Budget agreed to improve cycling and walking route over historic Sheffield bridge

Ball Street Bridge has been closed to traffic for the past six years

Ball Street Bridge
Author: Julia Armstrong, Local Democracy Reporting ServicePublished 17th Apr 2026
Last updated 17th Apr 2026

The budget has been agreed to plan upgrades to the route over a historic Sheffield bridge to help walkers and cyclists get around Kelham Island and Neepsend.

Sheffield City Council’s finance and performance policy committee this week (April 13) agreed to spend £98,000 to start feasibility and preliminary design works for an accessible route at Ball Street.

Options will be investigated for ways to create an accessible route over Ball Street Bridge, which is closed to traffic using temporary planter barriers.

A report to the committee said: “The overall aim of this project is to join up walking, wheeling, and cycling infrastructure in Kelham and Neepsend with existing infrastructure across the A61 Inner Ring Road to enhance accessibility for cyclists and pedestrians.”

The grade II-listed three-span iron bridge across the River Don near Kelham Weir was built in 1856 by Milton Iron Works of Elsecar, Barnsley. It was rebuilt in 1864 after the devastation of the Great Sheffield Flood and widened to accommodate traffic in 1900.

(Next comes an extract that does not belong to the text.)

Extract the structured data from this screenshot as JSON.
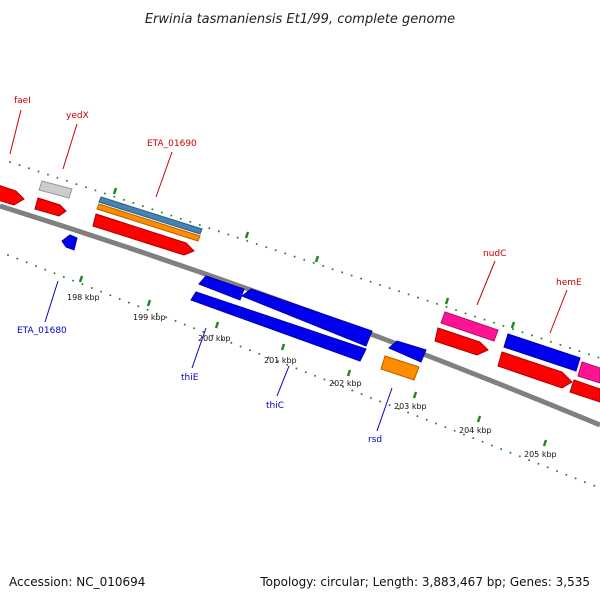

It has been closed off to vehicles since 2020.

The project will be funded from what is known as Section 106 income. Under planning law, developers have to contribute to local authorities to help mitigate the impact of some projects.

This money can be used to pay for local infrastructure and community facilities.

Coun Glynis Chapman said that the council had received a lot of money for active travel and wanted to know if the Section 106 budget was being used because that had been spent.

Finance manager Damian Watkinson replied that it was a request from councillors in the area to use the funding to deliver the scheme.

Further discussion was curtailed by a reminder from legal counsel David Hollis that the actions of councillors cannot be discussed in the pre-election period.

Coun Douglas Johnson said there had been a plan 10-15 years ago to build a Brooklyn Bridge-style bridge behind the museum, and another to build a bridge over the goit – the mill race channel from the river to Kelham Island.

However, neither plan transpired and the Section 106 money set aside needs to be spent in the area, he said.